The hectic build-up to Christmas can get in the way of your photography but once the presents are bought and wrapped (and then unwrapped), the food is bought and cooked and the house tidied and decorated, you’ve got a bit of breathing space.

And what’s even better news is that you’ve just spent the last few weeks bringing fantastic photographic subjects into your house. Now is the time to reach for your camera – especially if Santa Claus has brought you a new one. Here are our best tips for photographing Christmas decorations.

Which lens for photographing Christmas decorations?

A macro lens is the ideal lens for shooting Christmas decorations as it will let you get close to very small subjects. If you’re using a compact camera, switch to the macro setting so you can focus when the subject is near the lens.

Smartphones usually allow you to photograph pretty close to your subject but there are also macro adaptors like the ExoLens Pro for iPhone that can help.

Which white balance setting to use for photographing Christmas decorations?

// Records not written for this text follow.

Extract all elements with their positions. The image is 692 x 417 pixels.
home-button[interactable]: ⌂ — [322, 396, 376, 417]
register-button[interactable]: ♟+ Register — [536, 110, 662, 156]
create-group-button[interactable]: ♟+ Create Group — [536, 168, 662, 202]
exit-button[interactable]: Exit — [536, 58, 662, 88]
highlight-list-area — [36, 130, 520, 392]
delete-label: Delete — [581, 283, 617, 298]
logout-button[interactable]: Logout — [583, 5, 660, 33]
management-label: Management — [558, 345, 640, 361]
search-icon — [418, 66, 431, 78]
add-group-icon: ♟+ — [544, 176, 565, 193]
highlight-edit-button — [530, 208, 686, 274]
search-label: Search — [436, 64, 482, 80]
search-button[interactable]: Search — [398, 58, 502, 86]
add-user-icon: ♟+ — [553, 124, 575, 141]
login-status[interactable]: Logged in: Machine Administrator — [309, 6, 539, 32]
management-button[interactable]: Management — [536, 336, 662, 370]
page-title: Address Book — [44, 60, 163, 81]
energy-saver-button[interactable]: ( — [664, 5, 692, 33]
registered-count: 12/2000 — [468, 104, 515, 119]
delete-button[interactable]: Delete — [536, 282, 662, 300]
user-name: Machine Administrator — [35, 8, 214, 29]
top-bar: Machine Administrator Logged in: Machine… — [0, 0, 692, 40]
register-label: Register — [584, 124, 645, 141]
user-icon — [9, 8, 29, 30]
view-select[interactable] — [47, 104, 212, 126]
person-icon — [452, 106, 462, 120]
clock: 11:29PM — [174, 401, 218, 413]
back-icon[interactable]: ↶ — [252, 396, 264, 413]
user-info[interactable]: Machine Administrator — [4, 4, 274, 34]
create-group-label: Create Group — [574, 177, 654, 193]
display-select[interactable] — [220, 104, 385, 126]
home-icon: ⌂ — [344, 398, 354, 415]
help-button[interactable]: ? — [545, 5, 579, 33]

The lighting is likely to be mixed so the ideal option is to set a custom white balance setting, however, if you’re new to photography (or your camera) you may want use the automatic setting instead.

If possible, shoot raw files as these have more data than jpegs and you’ll have more success at adjusting white balance post-capture.

READ MORE: 10 Quick ways to Improve Colour in you Images

Christmas decorations

Exposure for photographing Christmas decorations

As light levels are generally low indoors around Christmas you’ll need to use a slow shutter speed or push the sensitivity (ISO) up. Naturally you’ll get the best quality images if you keep the sensitivity low, but you will probably need to use a tripod to avoid camera shake from spoiling your images.

When you go in close to a subject the depth of field (the sharp zone around the point of focus) becomes very shallow. You can combat this to an extent by using a small aperture, but when you get very close the sharp zone is really small and you need to be super careful with focusing.

The good news, however, is that the shallow depth of field throws up some attractive creative options. Try going in close to an ornament on your tree, for example, and have a few twinkling lights in the background.

READ MORE: How to Photograph Food this Christmas

Angel Christmas decoration

Potential subjects

If you’re stuck for inspiration, take a look at some of the Christmas cards that you’ve been sent. Lots of the tree decorations look good insitu, but you could also try arranging a few decorations into a little scene, or create a nice arrangement of lit candles.

READ MORE: Classic Christmas Photo ideas: what to shoot and how to shoot it

Christmas decorations

A little reflection on Christmas decorations

Lots of Christmas tree decorations are sparkly, which means they’re reflective and you need to keep an eye on what’s being reflected – you don’t want to see a pair of hands holding a camera. Try moving around until you find an angle that avoids the reflection. You could also try squirting a little hairspray on the decoration to give it a matt finish, but take care not to do this near a naked flame.